Vik Muniz
[Artist, b. 1961, Sao Paulo, Brazil, lives in New York.]

 Perhaps the first photograph ever taken, Niépce’s view of the rooftops over Saint-Loup-de-Varennes, was a truly pure photograph. The second one he took, he was already comparing nature to the first photograph he had taken. 

Robert Adams
[Photographer and writer, b. 1937, Orange, New Jersey, lives in Astoria, Oregon.]

 The suburban West is, from a moral perspective, depressing evidence that we have misused our freedom. There is, however, another aspect to the landscape, an unexpected glory. Over the cheap tracts and littered arroyos one sometimes sees a light as clean as that recorded by O'Sullivan. Since it owes nothing to our care, it is an assurance; beauty is final. 

Sophie Ristelhueber
[Photographer, b. 1949, Paris, lives in Paris.]

 My real interest is traveling the world’s tormented places and revealing the scars and the traces on the ground. I am dedicated to the earth. 

Dennis Oppenheim
[Artist, b. 1938, Electric City, Washington, d. 2011, New York.]
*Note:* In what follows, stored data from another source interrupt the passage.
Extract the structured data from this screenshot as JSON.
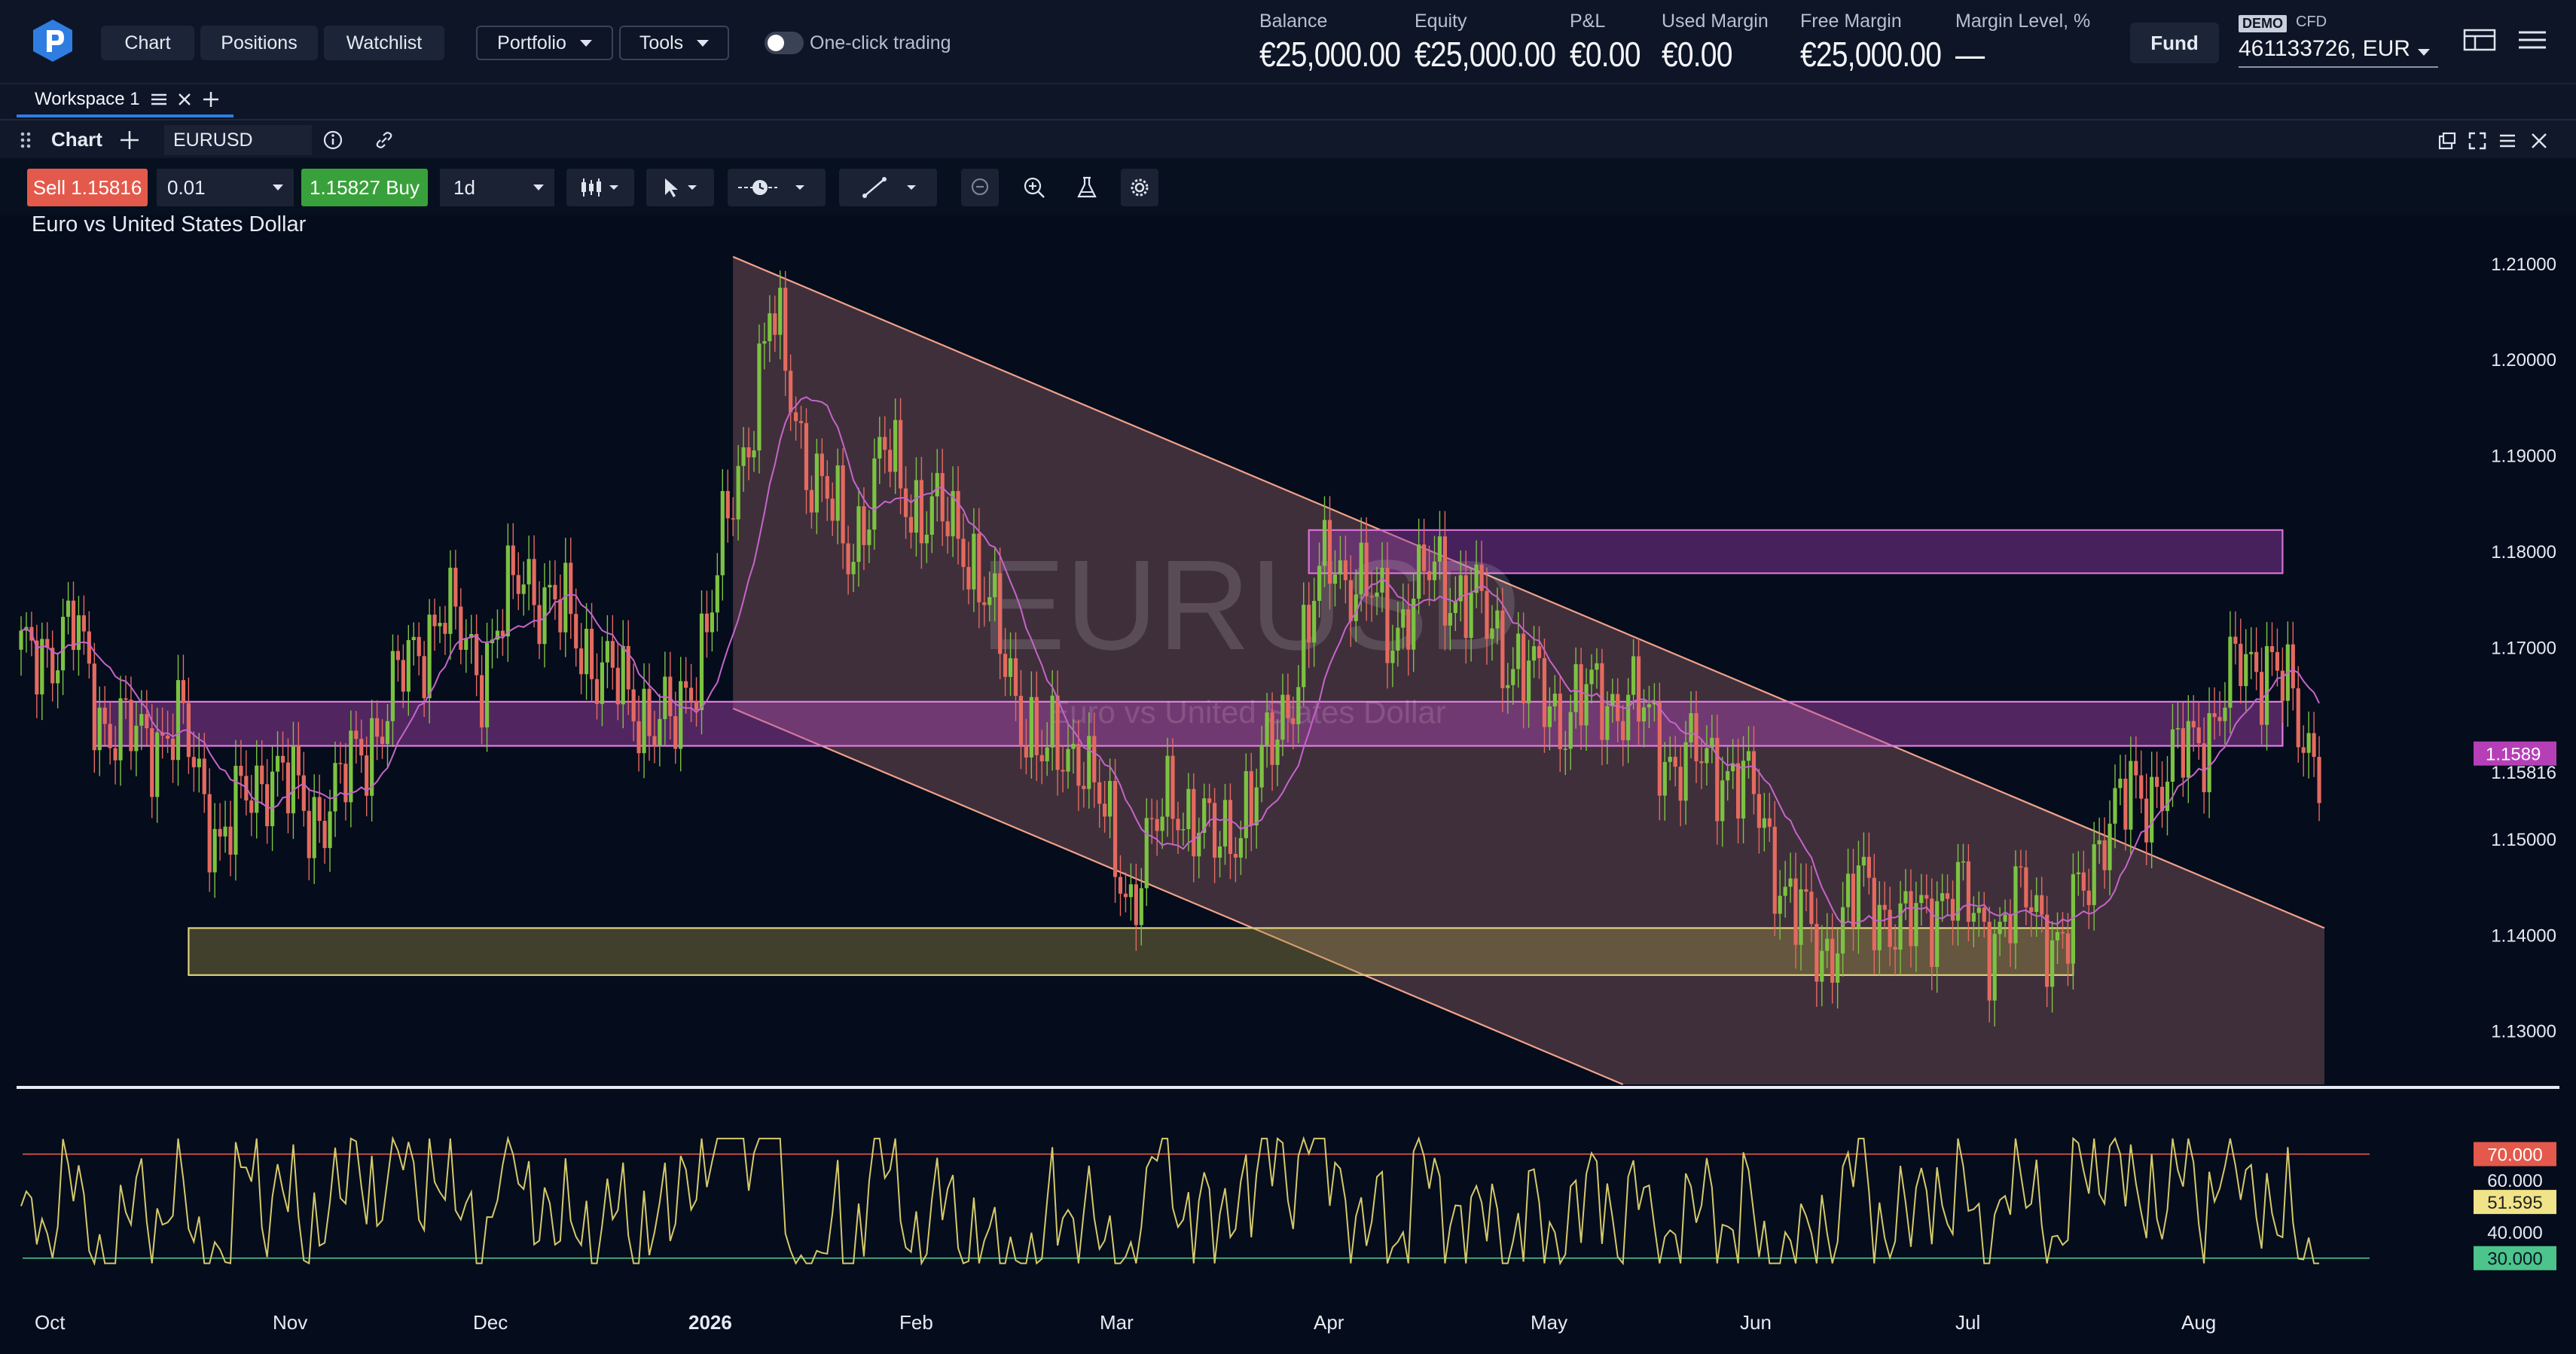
{
  "nav": {
    "chart": "Chart",
    "positions": "Positions",
    "watchlist": "Watchlist",
    "portfolio": "Portfolio",
    "tools": "Tools",
    "one_click": "One-click trading"
  },
  "account": [
    {
      "label": "Balance",
      "value": "€25,000.00"
    },
    {
      "label": "Equity",
      "value": "€25,000.00"
    },
    {
      "label": "P&L",
      "value": "€0.00"
    },
    {
      "label": "Used Margin",
      "value": "€0.00"
    },
    {
      "label": "Free Margin",
      "value": "€25,000.00"
    },
    {
      "label": "Margin Level, %",
      "value": "—"
    }
  ],
  "fund_label": "Fund",
  "demo_label": "DEMO",
  "cfd_label": "CFD",
  "account_id": "461133726, EUR",
  "workspace": {
    "tab": "Workspace 1"
  },
  "chart_header": {
    "label": "Chart",
    "symbol": "EURUSD"
  },
  "trade": {
    "sell_label": "Sell",
    "sell_price": "1.15816",
    "qty": "0.01",
    "buy_price": "1.15827",
    "buy_label": "Buy",
    "timeframe": "1d"
  },
  "chart_title": "Euro vs United States Dollar",
  "watermark": {
    "symbol": "EURUSD",
    "name": "Euro vs United States Dollar"
  },
  "colors": {
    "up": "#7cc242",
    "down": "#e46a5f",
    "ma": "#c565c9",
    "rsi": "#d4c96a",
    "channel": "#f1a18a",
    "zone_pink": "#d45fd2",
    "zone_yellow": "#d4c96a",
    "bg": "#050c1c"
  },
  "chart_data": {
    "type": "candlestick",
    "symbol": "EURUSD",
    "timeframe": "1d",
    "y_ticks": [
      "1.21000",
      "1.20000",
      "1.19000",
      "1.18000",
      "1.17000",
      "1.15000",
      "1.14000",
      "1.13000"
    ],
    "ylim": [
      1.1244,
      1.2147
    ],
    "x_ticks": [
      "Oct",
      "Nov",
      "Dec",
      "2026",
      "Feb",
      "Mar",
      "Apr",
      "May",
      "Jun",
      "Jul",
      "Aug"
    ],
    "current_price": {
      "bid": "1.15816",
      "label": "1.1589"
    },
    "close_path": [
      [
        0,
        1.168
      ],
      [
        10,
        1.172
      ],
      [
        15,
        1.163
      ],
      [
        22,
        1.16
      ],
      [
        30,
        1.162
      ],
      [
        38,
        1.15
      ],
      [
        48,
        1.158
      ],
      [
        55,
        1.152
      ],
      [
        62,
        1.156
      ],
      [
        70,
        1.164
      ],
      [
        80,
        1.174
      ],
      [
        88,
        1.168
      ],
      [
        96,
        1.178
      ],
      [
        105,
        1.172
      ],
      [
        115,
        1.165
      ],
      [
        125,
        1.161
      ],
      [
        132,
        1.175
      ],
      [
        138,
        1.19
      ],
      [
        143,
        1.205
      ],
      [
        150,
        1.19
      ],
      [
        158,
        1.18
      ],
      [
        165,
        1.19
      ],
      [
        172,
        1.184
      ],
      [
        180,
        1.182
      ],
      [
        187,
        1.17
      ],
      [
        195,
        1.158
      ],
      [
        202,
        1.16
      ],
      [
        208,
        1.15
      ],
      [
        212,
        1.144
      ],
      [
        220,
        1.155
      ],
      [
        228,
        1.149
      ],
      [
        236,
        1.155
      ],
      [
        244,
        1.168
      ],
      [
        250,
        1.18
      ],
      [
        256,
        1.176
      ],
      [
        262,
        1.172
      ],
      [
        270,
        1.178
      ],
      [
        278,
        1.174
      ],
      [
        286,
        1.168
      ],
      [
        294,
        1.163
      ],
      [
        302,
        1.165
      ],
      [
        308,
        1.164
      ],
      [
        316,
        1.158
      ],
      [
        325,
        1.158
      ],
      [
        332,
        1.153
      ],
      [
        338,
        1.143
      ],
      [
        344,
        1.138
      ],
      [
        352,
        1.145
      ],
      [
        360,
        1.14
      ],
      [
        368,
        1.145
      ],
      [
        376,
        1.14
      ],
      [
        384,
        1.144
      ],
      [
        390,
        1.138
      ],
      [
        398,
        1.152
      ],
      [
        406,
        1.155
      ],
      [
        412,
        1.158
      ],
      [
        418,
        1.162
      ],
      [
        424,
        1.168
      ],
      [
        430,
        1.169
      ],
      [
        436,
        1.16
      ]
    ],
    "rsi": {
      "levels": [
        "70.000",
        "60.000",
        "40.000",
        "30.000"
      ],
      "current": "51.595"
    },
    "drawings": {
      "channel_upper": [
        [
          136,
          1.2107
        ],
        [
          440,
          1.1407
        ]
      ],
      "channel_lower": [
        [
          136,
          1.1636
        ],
        [
          440,
          1.0935
        ]
      ],
      "zone_resistance": [
        246,
        432,
        1.1777,
        1.1822
      ],
      "zone_mid": [
        14,
        432,
        1.1597,
        1.1643
      ],
      "zone_support": [
        32,
        392,
        1.1358,
        1.1407
      ]
    }
  }
}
 You can’t understand how strange it was to be a sculptor who exhibited photographs. (On exhibitions of his “earthworks” and land art pieces.) 

Robert Adams
[Photographer and writer, b. 1937, Orange, New Jersey, lives in Astoria, Oregon.]
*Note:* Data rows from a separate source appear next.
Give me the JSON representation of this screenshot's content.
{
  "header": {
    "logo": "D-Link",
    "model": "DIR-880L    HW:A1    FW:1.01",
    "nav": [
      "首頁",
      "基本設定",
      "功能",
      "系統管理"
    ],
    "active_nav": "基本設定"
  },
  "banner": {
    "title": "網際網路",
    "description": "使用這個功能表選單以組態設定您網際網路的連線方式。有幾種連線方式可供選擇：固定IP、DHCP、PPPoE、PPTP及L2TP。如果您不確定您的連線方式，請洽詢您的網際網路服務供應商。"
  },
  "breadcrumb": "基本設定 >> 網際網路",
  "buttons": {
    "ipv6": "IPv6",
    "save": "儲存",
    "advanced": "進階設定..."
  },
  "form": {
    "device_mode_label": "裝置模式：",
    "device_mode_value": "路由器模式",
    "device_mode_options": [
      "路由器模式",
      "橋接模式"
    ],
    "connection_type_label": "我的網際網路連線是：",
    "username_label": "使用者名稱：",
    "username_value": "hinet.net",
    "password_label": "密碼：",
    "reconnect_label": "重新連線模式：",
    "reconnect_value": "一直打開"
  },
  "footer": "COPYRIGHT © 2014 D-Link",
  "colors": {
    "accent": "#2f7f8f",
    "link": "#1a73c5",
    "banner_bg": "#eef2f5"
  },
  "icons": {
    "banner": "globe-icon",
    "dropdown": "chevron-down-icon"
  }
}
 Nature photography… that acknowledges what is wrong, is admittedly sometimes hard to bear—it has to encompass our mistakes. Yet in the long run, it is important; in order to endure our age of apocalypse, we have to be reconciled not only to avalanche and hurricane, but to ourselves. 

David Maisel
[Photographer, b. 1961, New York, lives in San Francisco.]
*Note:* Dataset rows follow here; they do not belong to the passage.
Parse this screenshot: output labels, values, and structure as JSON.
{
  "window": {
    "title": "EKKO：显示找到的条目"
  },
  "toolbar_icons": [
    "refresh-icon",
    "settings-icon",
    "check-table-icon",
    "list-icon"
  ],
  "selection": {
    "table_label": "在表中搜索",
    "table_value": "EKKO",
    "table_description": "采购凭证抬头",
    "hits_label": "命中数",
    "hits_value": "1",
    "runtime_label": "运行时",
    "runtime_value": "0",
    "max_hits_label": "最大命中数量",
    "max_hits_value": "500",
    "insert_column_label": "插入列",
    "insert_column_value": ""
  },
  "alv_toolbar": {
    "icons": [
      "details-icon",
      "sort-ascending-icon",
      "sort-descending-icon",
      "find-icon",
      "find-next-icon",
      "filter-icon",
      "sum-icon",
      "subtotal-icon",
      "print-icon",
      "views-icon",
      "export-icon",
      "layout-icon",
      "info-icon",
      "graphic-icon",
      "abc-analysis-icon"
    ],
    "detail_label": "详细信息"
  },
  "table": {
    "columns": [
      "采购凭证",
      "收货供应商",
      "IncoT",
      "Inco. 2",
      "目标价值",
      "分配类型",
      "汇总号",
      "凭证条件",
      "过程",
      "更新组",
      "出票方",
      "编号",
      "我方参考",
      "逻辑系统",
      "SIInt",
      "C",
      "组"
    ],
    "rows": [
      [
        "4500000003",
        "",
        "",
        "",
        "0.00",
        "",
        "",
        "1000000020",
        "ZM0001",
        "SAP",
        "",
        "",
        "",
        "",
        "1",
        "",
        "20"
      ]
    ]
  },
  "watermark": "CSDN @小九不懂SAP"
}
 My sense is that the places I photograph are an outer manifestation of our own psyches. These are not simply the work of some corporate enemy, but rather a reflection of who and what we are collectively, as a society. 

Mark Klett
[Photographer, b. 1952, Albany, New York, lives in Tempe, Arizona.]

 So much of what we know, and what we think we know, about the land has first passed through someone's lens. The interesting thing is to make use of this history, not merely to be absorbed into it. For me, landscape photographs begin as the artifacts of personal moments. They get interesting when they become cultural commentary. 

Jonathan Green
[Writer, photographer, and curator, b. 1939, lives in Riverside, California.]

 The desire to spiritualize the American earth is deeply rooted in a Puritan and romantic attempt to find in the new American landscape the religious sources that had been left behind in the old world. The burden this has placed on Americans who have photographed the natural world has been overwhelming.